Sebagai Gubernur DKI Jakarta, dengan naturnya yang merakyat dan tak berjarak, Jokowi terkadang bisa dijumpai melenggang santai dan tak canggung di salah satu taman hijau. Bergerak bebas tanpa pengawalan, berbaur dengan publik yang sedang menikmati musik orkestra (2014). Ia juga pernah tertangkap kamera sedang menumpang sepeda motor warga (ojek) akibat terperangkap kemacetan (2012). Kebiasaannya blusukan pun berlanjut hingga di Jakarta, bahkan setelah menjadi Presiden RI. Ke pasar-pasar, kampung padat penduduk, daerah bencana, lokasi pengungsian, atau berdialog dengan warga pedalaman, dan melakukan inspeksi mendadak ke tempat-tempat pelayanan publik. Nyaris tak terhitung banyaknya daerah di Indonesia yang telah dikunjunginya; Maluku Utara; Kupang Barat, NTT; Banjarbaru, Kalimantan Selatan; Aceh; Papua Barat, dll.
Pesan-pesan kesederhanaan acap kali dilayangkannya saat Jokowi telah menjadi orang nomer satu di negeri ini. Tak enggan ia mengundang masuk para pedagang kaki lima ke istana dan mengajak menteri-menterinya menikmati hidangan angkringan seperti nasi goreng, sate, bakso, atau tauge goreng. Bahkan pada malam tahun baru ada penjaja nasi goreng yang diundangnya masuk ke Istana Bogor.
Dari koki istana, Tri Supriharjo, yang diboyongnya dari Solo, diperoleh kisah kebiasaan makan Jokowi yang jauh dari mewah. Makanan sehari-harinya tetap makanan rumahan khas Indonesia, seperti sop ayam, sayur bening bayam, tumis pepaya muda, tumis oseng-oseng tempe, mie ketoprak, soto kuning, tempe tahu bacem, dan teri medan goreng. Itu pun diambilnya sendiri dari sebuah konter, tidak minta disediakan di meja makan. Camilannya jagung rebus, singkong goreng, lento, dan bakwan jagung atau bakwan sayur. Dan untuk sarapan paginya setiap hari, jamu serta teh pahit. Yang diminumnya pakai cangkir kaleng jadul (cangkir blirik).
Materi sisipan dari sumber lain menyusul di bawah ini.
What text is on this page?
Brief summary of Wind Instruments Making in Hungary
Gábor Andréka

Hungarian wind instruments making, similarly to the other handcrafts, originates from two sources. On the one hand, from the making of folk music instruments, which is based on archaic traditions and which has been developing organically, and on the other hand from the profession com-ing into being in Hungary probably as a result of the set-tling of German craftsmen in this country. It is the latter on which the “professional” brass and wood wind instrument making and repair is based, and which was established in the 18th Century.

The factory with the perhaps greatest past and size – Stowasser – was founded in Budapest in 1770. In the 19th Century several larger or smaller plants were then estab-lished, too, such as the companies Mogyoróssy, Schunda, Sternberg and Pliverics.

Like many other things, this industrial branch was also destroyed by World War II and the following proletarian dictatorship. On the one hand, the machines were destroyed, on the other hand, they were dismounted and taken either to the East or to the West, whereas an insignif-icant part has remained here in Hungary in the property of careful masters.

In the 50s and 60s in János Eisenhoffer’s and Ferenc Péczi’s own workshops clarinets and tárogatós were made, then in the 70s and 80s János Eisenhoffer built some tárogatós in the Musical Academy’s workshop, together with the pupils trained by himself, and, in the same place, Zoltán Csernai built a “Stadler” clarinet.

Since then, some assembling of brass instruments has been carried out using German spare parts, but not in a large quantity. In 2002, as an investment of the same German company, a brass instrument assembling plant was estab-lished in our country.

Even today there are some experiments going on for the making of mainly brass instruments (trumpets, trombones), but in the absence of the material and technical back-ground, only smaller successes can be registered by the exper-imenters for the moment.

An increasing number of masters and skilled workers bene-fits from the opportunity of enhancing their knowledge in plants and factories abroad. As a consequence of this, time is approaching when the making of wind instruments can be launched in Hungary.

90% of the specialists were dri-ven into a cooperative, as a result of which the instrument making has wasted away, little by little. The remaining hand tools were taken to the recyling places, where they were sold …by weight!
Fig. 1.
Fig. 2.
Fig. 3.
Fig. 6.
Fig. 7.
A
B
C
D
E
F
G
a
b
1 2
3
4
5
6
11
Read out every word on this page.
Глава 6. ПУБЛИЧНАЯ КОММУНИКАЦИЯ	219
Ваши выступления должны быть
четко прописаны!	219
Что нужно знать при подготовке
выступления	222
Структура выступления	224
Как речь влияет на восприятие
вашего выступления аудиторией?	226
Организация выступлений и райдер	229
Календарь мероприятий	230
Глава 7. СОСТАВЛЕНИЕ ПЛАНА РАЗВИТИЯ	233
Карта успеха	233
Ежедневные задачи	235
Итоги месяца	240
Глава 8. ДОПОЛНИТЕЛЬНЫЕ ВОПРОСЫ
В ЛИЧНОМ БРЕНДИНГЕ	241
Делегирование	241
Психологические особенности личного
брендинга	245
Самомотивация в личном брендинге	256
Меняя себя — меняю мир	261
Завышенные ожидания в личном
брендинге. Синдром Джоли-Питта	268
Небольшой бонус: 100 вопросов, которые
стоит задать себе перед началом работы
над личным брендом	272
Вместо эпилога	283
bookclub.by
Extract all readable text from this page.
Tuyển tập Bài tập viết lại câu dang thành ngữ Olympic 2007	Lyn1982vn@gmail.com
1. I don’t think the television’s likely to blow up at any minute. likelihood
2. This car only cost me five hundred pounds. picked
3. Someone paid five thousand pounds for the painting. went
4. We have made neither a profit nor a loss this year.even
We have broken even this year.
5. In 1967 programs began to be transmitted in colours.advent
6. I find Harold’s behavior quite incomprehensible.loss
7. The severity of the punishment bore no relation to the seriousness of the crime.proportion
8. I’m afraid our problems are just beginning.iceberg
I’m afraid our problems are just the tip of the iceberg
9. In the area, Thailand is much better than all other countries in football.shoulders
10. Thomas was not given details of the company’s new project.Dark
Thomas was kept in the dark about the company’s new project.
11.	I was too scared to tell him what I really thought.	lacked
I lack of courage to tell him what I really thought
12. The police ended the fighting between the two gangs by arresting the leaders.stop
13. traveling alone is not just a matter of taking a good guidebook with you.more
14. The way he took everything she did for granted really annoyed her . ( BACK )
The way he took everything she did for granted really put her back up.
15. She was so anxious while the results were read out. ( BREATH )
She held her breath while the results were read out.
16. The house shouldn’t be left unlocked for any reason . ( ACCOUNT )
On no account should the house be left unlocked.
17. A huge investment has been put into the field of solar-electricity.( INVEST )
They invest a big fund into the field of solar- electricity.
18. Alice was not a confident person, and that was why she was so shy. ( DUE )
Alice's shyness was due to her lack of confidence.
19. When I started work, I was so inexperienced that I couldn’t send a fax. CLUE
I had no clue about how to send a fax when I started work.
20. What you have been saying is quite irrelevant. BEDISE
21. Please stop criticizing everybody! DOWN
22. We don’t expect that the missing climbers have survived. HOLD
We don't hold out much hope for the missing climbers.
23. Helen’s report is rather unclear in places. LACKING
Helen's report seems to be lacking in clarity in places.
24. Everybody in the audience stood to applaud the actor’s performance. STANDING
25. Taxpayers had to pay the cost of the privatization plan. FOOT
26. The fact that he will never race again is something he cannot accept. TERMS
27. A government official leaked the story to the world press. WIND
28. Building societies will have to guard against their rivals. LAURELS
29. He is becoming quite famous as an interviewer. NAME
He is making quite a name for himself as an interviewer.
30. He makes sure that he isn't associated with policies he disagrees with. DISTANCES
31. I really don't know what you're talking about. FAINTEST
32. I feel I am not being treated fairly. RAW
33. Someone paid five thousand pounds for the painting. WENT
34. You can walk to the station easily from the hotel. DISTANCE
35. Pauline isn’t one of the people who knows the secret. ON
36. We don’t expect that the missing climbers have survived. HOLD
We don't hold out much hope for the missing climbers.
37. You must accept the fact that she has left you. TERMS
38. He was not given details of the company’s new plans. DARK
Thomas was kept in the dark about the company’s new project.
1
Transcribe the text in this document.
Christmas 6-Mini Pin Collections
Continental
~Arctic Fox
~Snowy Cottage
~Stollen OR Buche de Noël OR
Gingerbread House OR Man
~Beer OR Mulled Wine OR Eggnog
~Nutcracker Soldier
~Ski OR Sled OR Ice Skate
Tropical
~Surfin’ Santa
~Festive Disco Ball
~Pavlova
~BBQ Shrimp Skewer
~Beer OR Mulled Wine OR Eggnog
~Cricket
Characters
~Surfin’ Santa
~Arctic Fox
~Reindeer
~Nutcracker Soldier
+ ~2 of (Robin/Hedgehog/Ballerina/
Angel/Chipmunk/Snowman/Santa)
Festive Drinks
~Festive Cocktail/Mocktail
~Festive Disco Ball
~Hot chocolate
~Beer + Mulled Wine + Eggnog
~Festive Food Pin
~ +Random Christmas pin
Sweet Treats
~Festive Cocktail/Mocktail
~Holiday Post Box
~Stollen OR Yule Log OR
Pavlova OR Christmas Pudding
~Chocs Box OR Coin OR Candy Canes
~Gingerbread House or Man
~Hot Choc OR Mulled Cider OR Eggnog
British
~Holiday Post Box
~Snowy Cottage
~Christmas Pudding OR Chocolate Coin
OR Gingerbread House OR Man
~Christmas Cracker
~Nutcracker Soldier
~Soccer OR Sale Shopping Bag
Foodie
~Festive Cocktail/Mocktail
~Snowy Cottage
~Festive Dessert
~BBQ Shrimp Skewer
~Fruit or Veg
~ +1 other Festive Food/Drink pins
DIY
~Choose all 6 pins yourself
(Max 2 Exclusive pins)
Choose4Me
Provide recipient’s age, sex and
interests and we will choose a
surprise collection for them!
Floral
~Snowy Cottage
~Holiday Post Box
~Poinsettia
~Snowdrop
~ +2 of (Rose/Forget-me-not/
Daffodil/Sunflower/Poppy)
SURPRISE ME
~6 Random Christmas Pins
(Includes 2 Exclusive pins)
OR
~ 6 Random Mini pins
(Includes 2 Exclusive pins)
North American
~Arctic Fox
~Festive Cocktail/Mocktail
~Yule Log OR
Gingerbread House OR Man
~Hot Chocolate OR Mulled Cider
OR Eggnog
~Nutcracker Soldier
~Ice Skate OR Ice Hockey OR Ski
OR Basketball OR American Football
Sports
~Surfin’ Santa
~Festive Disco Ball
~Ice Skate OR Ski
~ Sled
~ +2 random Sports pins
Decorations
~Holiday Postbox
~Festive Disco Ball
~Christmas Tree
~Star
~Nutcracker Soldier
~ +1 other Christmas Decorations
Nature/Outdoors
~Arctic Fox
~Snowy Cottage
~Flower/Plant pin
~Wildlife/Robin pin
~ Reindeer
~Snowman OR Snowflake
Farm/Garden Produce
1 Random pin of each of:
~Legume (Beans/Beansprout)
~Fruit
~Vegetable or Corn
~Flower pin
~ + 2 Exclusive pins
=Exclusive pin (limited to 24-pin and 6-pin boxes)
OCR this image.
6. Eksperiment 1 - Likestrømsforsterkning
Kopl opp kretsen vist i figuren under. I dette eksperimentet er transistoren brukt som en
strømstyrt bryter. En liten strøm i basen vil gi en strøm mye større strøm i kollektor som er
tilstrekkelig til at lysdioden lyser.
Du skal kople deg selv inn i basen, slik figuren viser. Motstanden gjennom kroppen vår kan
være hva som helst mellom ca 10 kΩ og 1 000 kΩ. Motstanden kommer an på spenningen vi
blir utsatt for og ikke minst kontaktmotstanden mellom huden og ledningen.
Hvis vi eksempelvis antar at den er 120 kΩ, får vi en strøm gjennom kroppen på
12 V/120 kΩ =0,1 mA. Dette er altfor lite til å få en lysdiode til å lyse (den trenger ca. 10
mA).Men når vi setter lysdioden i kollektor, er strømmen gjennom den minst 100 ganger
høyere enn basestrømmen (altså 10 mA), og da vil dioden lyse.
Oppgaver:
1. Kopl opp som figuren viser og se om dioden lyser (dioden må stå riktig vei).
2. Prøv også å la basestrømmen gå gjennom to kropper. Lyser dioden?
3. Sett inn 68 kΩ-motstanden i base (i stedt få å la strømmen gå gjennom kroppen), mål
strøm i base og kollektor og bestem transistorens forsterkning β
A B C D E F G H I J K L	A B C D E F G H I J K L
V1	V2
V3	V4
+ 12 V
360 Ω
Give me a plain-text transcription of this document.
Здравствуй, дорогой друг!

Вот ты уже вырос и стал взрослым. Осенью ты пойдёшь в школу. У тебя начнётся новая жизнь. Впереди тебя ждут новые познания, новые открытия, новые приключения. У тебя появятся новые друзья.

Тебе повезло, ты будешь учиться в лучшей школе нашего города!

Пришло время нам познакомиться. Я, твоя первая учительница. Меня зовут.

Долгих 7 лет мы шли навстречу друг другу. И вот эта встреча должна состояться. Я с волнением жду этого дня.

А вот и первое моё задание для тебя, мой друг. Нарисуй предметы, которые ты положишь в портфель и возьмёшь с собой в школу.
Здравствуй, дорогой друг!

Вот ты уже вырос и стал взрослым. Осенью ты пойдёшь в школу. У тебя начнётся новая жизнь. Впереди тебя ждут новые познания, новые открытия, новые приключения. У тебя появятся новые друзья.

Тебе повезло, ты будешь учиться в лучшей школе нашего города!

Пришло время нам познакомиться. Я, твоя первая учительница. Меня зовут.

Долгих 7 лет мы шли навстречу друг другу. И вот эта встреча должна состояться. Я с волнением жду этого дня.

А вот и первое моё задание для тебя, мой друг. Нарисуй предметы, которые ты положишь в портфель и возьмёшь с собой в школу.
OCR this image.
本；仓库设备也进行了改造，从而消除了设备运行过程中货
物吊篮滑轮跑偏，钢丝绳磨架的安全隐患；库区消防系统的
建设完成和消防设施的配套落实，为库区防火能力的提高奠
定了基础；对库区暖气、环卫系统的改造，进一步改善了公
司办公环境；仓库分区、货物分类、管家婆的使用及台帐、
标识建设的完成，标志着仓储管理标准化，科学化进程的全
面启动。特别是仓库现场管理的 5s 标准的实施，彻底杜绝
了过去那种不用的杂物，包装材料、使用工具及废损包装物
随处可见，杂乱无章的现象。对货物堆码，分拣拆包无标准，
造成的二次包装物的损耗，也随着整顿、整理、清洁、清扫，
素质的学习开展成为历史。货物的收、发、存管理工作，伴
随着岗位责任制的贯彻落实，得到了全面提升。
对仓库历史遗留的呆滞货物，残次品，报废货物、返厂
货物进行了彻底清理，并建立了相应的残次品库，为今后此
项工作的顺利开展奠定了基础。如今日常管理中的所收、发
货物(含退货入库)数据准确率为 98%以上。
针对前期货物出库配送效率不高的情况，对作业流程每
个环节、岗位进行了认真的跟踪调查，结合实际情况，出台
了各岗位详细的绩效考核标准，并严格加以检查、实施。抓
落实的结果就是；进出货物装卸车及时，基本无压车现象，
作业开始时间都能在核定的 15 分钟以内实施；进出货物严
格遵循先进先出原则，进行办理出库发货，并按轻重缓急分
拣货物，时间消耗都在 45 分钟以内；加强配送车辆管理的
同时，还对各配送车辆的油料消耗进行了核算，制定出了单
Hidup sederhana bisa jadi merupakan kewajaran oleh sebab perkara nasib, tapi tetap sederhana ketika telah menjadi Wali Kota, lalu Gubernur, dan kemudian Presiden adalah sesuatu yang tidak biasa. Hanya mungkin dilakukan oleh seseorang yang telah “selesai dengan dirinya”. Di jenjang tertinggi itu Jokowi tetap menempatkan dirinya pada posisi rendah, demi jalan kehidupan yang lebih bebas, berintegritas, dan tak koruptif. Keteladanannya ini sesungguhnya adalah “pencapaian” tertingginya, dan menjadi tolok ukur serta kunci utama membuka gerbang Revolusi Mental.
Membangun jiwa merdeka
“Revolusi Mental adalah suatu gerakan untuk menggembleng manusia Indonesia agar menjadi manusia baru, yang berhati putih, berkemauan baja, bersemangat elang rajawali, berjiwa api yang menyala-nyala.” —Soekarno (1901–1970), pada Peringatan Hari Kemerdekaan NKRI 17 Agustus 1956
Tujuh dekade setelah bangsa kita merdeka, kita masih harus melakukan revolusi. Bukan lagi dengan mengangkat senjata, tapi membangun jiwa bangsa. Membangun jalan, irigasi, pelabuhan, bandara, atau pembangkit energi juga penting. Namun seperti kata Bung Karno, membangun suatu negara tak sekadar fisiknya, juga jiwanya.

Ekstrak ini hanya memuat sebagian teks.